Return Early Pattern for Functions Problem [SOLVED]

Return Early Pattern for Functions Problem [SOLVED]
0

#1

I’m not sure if I’m doing this right at all as I’m a little confused by it but I somehow got everything ticked correct except one part which is the -2,2 not equaling undefined. Anyways what do you think the problem is?

// Setup
function abTest(a, b) {
  // Only change code below this line
  if (a && b < 0) {
    return undefined;
    } 
  
  
  
  // Only change code above this line

  return Math.round(Math.pow(Math.sqrt(a) + Math.sqrt(b), 2));
}

// Change values below to test your code
abTest(2,2);

#2

I’ve edited your post for readability. When you enter a code block into the forum, remember to precede it with a line of three backticks and follow it with a line of three backticks to make easier to read. See this post to find the backtick on your keyboard. The “preformatted text” tool in the editor (</>) will also add backticks around text.


#3

Mistake one would be using && as this would require both to be negative what you need is … || … (or )
this would then read … if a or b is less than 0
next little error is the way its written it should be if(a < 0 || b < 0)
use it this way and it will work


#4

Just to add to @JohnL3’s explanation.

You might want to also check out the operator precedence and associativity explanation on MDN, which explains that < has higher precedence than &&, so

(a && b < 0)

is first evaluated as (b < 0), which is false as b == 2.
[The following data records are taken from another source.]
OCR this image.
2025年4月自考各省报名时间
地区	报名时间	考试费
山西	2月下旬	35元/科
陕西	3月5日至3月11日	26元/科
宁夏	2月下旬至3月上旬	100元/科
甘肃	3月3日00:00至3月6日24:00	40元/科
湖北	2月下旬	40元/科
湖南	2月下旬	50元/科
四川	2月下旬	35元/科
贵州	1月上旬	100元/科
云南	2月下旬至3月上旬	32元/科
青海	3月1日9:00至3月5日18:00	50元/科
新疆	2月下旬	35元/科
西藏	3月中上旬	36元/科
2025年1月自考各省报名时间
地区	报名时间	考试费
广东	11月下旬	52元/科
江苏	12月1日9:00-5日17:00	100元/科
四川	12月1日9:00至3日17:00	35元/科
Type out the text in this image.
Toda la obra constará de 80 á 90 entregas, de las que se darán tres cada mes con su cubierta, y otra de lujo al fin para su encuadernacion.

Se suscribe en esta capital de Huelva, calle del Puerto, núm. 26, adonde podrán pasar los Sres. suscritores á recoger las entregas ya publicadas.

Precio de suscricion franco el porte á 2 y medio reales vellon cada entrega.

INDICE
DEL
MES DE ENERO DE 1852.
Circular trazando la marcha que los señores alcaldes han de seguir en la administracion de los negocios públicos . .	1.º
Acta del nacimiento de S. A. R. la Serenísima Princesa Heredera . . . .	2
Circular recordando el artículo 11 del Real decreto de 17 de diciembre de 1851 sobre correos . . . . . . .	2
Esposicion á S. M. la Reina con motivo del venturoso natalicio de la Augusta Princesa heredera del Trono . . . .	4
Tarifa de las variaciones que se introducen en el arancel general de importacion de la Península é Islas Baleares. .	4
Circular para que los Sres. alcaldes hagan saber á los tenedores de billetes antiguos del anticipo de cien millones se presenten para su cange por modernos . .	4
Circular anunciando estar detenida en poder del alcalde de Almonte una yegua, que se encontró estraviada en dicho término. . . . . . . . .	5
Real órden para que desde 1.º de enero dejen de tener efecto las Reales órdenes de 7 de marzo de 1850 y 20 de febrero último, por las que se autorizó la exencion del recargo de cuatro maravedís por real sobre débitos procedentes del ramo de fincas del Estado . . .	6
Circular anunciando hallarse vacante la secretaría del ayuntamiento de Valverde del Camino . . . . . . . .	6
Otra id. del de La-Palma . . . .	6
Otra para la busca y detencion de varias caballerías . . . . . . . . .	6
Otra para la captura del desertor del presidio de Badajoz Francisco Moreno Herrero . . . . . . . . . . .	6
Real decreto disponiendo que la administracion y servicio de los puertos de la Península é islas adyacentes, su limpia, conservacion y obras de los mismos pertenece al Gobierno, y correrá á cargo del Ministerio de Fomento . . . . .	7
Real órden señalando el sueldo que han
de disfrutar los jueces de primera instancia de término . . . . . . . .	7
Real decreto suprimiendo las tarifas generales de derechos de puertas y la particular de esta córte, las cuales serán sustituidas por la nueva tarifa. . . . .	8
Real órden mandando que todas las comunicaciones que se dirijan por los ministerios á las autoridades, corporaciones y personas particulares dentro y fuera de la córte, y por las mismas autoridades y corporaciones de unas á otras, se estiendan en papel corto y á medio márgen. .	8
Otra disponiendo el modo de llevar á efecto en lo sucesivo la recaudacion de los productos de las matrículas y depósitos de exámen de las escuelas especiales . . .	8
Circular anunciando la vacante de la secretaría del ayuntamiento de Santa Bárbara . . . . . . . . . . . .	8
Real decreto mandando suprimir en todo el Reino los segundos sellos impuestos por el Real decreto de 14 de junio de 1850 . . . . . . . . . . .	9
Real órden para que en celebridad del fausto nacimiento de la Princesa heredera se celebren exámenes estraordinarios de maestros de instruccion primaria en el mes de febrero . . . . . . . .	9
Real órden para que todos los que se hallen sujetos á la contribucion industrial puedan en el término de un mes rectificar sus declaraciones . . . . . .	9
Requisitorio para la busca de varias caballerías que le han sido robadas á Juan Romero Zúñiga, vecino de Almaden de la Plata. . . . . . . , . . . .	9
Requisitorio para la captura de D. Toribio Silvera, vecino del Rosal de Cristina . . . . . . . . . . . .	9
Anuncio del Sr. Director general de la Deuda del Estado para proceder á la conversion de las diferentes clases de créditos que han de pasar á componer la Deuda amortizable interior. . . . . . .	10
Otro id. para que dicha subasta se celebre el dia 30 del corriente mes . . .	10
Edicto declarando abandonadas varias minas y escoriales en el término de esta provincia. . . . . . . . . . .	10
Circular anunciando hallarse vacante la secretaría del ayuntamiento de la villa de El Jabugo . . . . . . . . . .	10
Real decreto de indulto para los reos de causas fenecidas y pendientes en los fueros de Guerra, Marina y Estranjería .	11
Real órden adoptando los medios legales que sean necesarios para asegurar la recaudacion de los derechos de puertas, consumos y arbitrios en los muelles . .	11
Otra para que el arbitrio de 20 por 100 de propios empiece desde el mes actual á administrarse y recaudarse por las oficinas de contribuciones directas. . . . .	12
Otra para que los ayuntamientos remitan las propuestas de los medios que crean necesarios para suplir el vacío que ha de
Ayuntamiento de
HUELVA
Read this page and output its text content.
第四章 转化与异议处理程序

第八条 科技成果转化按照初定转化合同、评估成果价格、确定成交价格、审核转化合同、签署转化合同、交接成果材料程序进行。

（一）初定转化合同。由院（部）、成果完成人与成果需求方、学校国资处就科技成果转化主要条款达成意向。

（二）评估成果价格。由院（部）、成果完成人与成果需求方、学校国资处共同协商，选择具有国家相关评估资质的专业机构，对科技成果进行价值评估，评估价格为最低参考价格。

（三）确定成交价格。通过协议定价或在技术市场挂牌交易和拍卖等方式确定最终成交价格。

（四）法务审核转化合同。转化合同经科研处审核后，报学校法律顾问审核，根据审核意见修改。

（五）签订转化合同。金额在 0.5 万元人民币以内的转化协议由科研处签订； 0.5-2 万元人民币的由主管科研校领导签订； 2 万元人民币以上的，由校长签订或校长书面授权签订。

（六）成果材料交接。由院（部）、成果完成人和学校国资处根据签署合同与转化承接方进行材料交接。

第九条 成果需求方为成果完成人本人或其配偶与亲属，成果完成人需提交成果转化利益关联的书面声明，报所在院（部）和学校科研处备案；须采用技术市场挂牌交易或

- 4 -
Next (a && false) is evaluated, false is obviously false, but note that any number apart from 0 will be truthy see MDN Truthy glossary. So a alone is regarded as true, so this becomes true && false, which returns false, the result of (a && b < 0) for a ==-2 and b ==2.

Try playing around with these expressions in the browser dev tools console if you’re unsure of how it works.